With all of these investments, Korean companies and the Korean government are appealing loud and clear to be seen as attractive manufacturing partners for global pharmaceutical companies, and so it may not be in the government’s interest to offend the companies by supporting the waiver, which would remove IP control.
And in fact, it is a reality that so far in this pandemic, these global corporations have retained the final say on who gets what, including who gets a peek at their technology and know-how. Recently, a Korean senior government official confirmed this reality saying that despite requests to the US for technology transfer for vaccine production, US officials said it is something to be decided by the private sector. Given this, countries that might benefit from bilateral tech transfer, such as Korea, might not have the appetite to join the supporters of the TRIPS IP waiver, given the main client they need to please is the global pharma industry.

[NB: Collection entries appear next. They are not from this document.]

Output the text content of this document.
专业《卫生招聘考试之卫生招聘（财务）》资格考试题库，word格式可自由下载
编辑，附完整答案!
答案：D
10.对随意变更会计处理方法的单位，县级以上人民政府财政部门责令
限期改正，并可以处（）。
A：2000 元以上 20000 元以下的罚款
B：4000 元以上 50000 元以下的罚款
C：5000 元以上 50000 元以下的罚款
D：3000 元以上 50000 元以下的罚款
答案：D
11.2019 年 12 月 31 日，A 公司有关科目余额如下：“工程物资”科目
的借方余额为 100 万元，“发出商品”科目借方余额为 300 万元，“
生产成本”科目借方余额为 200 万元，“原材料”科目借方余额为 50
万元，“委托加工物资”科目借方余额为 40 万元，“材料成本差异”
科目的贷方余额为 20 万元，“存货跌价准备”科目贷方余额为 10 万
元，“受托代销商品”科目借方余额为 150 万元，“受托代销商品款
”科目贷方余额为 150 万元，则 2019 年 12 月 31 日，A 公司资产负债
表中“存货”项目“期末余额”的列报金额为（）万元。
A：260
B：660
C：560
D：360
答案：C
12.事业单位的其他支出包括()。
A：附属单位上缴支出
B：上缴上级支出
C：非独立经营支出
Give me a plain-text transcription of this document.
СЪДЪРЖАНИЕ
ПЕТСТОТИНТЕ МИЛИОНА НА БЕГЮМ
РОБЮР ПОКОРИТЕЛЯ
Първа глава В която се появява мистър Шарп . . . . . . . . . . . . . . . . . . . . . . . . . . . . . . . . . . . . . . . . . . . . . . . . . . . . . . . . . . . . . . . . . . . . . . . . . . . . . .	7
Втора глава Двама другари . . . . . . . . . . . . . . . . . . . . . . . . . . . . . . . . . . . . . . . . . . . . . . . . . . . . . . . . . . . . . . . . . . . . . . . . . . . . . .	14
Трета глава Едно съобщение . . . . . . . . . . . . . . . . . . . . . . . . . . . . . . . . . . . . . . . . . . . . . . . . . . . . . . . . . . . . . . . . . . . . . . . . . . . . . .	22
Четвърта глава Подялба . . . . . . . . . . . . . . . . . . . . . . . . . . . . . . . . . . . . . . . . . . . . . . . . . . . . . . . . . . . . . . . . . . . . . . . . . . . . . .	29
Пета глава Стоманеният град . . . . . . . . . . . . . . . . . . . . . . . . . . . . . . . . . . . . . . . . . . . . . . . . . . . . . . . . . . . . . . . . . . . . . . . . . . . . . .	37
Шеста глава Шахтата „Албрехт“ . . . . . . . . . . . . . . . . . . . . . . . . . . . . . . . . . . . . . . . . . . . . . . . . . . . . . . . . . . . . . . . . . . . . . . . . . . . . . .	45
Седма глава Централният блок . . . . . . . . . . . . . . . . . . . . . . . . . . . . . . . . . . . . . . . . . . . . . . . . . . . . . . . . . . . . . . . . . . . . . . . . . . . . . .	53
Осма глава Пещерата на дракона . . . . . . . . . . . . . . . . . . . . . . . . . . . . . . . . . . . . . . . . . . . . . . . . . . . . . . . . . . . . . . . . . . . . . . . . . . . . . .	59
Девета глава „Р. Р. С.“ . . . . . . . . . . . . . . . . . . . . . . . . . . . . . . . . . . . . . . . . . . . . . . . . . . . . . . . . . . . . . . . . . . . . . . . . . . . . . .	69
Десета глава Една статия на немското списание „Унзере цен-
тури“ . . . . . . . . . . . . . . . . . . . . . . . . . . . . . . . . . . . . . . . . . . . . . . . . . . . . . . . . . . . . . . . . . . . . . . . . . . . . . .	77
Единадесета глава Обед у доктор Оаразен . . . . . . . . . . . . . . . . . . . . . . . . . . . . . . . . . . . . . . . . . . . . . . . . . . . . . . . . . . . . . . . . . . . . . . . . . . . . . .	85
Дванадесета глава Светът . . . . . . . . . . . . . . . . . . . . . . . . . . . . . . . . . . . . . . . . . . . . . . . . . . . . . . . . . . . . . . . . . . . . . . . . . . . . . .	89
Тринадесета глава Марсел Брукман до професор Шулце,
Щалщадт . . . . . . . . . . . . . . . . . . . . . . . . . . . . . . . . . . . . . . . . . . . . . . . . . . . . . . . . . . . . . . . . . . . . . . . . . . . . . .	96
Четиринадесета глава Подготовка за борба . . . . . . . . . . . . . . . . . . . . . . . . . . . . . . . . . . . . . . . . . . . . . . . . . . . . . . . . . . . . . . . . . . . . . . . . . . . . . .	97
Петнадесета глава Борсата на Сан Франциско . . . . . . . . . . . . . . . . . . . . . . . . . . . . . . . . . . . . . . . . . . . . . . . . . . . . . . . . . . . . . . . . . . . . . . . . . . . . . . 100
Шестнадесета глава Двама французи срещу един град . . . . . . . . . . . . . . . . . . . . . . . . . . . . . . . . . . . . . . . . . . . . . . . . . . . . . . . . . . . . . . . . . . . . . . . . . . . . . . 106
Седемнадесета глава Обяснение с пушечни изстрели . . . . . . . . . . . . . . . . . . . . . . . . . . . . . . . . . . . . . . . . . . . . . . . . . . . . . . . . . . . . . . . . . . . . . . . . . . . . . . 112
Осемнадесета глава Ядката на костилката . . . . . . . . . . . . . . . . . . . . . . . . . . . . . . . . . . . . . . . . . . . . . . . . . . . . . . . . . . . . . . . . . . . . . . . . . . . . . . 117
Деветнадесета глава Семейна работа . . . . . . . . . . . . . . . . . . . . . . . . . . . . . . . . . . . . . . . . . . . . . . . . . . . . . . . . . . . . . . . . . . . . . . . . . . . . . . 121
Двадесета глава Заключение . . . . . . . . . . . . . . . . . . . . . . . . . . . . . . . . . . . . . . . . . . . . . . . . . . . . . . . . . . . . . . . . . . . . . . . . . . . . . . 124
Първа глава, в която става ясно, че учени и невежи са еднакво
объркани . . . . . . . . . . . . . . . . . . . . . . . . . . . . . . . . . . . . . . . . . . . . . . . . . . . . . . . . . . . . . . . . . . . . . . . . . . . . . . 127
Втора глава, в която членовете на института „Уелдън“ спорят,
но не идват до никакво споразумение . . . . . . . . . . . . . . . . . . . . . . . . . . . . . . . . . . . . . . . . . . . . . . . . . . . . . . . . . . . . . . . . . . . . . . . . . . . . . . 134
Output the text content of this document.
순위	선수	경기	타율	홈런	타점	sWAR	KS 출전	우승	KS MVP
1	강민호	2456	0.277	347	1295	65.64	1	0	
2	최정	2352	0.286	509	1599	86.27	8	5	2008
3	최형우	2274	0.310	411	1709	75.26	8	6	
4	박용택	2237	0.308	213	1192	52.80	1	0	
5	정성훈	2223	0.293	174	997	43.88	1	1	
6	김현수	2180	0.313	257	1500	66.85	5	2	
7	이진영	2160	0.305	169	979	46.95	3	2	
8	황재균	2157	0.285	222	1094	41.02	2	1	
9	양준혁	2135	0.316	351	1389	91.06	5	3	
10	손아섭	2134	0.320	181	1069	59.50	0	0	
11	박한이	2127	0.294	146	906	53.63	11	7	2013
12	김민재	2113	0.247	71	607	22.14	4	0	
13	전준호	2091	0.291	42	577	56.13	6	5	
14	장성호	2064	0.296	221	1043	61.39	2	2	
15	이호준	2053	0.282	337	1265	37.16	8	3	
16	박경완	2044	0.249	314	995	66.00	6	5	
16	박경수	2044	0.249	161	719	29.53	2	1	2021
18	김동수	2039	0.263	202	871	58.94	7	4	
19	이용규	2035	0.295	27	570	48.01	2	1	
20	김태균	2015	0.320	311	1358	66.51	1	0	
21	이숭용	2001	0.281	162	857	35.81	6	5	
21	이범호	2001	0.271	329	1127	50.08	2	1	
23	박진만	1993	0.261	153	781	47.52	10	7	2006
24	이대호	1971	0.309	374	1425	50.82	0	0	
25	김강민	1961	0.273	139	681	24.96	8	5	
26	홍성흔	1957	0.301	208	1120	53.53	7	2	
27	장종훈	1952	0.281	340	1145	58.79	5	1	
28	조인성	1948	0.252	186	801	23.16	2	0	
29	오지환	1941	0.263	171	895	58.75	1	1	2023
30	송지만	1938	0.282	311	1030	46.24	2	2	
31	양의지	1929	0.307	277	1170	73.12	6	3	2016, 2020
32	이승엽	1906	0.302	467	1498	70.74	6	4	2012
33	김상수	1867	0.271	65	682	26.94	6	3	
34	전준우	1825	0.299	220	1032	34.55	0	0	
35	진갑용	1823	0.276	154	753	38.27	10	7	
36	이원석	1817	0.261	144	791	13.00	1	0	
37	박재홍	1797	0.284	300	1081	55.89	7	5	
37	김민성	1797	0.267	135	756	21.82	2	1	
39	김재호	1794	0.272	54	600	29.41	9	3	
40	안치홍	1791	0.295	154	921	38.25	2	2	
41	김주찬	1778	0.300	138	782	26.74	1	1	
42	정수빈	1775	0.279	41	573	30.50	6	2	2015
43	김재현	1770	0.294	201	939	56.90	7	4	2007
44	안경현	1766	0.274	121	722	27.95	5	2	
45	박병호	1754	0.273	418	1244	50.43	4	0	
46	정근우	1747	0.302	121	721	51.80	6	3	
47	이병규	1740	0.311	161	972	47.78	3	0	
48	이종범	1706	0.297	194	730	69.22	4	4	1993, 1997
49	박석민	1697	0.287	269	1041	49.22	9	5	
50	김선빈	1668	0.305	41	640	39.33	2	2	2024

So far, what the pandemic has demonstrated most clearly is that big pharma is still calling all the shots. When that is the reality, countries at the “mercy” of big pharma do not have much room to maneuver, practically speaking. What if the IP for vaccines does indeed get waived at the WTO but without any obligation of meaningful tech transfer or knowledge sharing? What if those who supported the waiver are left on their own and exposed to the full retaliation of big pharma and sent to the back of the queue for any meaningful knowledge transfer and licensing deals?
As we face the long haul of a future living with the COVID-19 virus, decisionmakers need to take a serious look at the market power imbalance. The fundamental problem of the pandemic world is that the pharma industry always has the final say, and most countries cannot do much about it. As global policymakers continue to gather to discuss ways to end the pandemic and prepare for the next one, perhaps now is the time to meaningfully change the current system and level the playing field for all countries and their industries.
We are still in the middle of a pandemic that has hit the world for over one and a half years and has taken the lives of over 4 million people; public investments of $2.5 billion have been invested into the field of mRNA vaccine R&D; and vaccine companies have signed agreements with governments that have practically de-risked them from any failure — if all of this is not enough for policymakers to make up their minds and tilt this power imbalance, what is?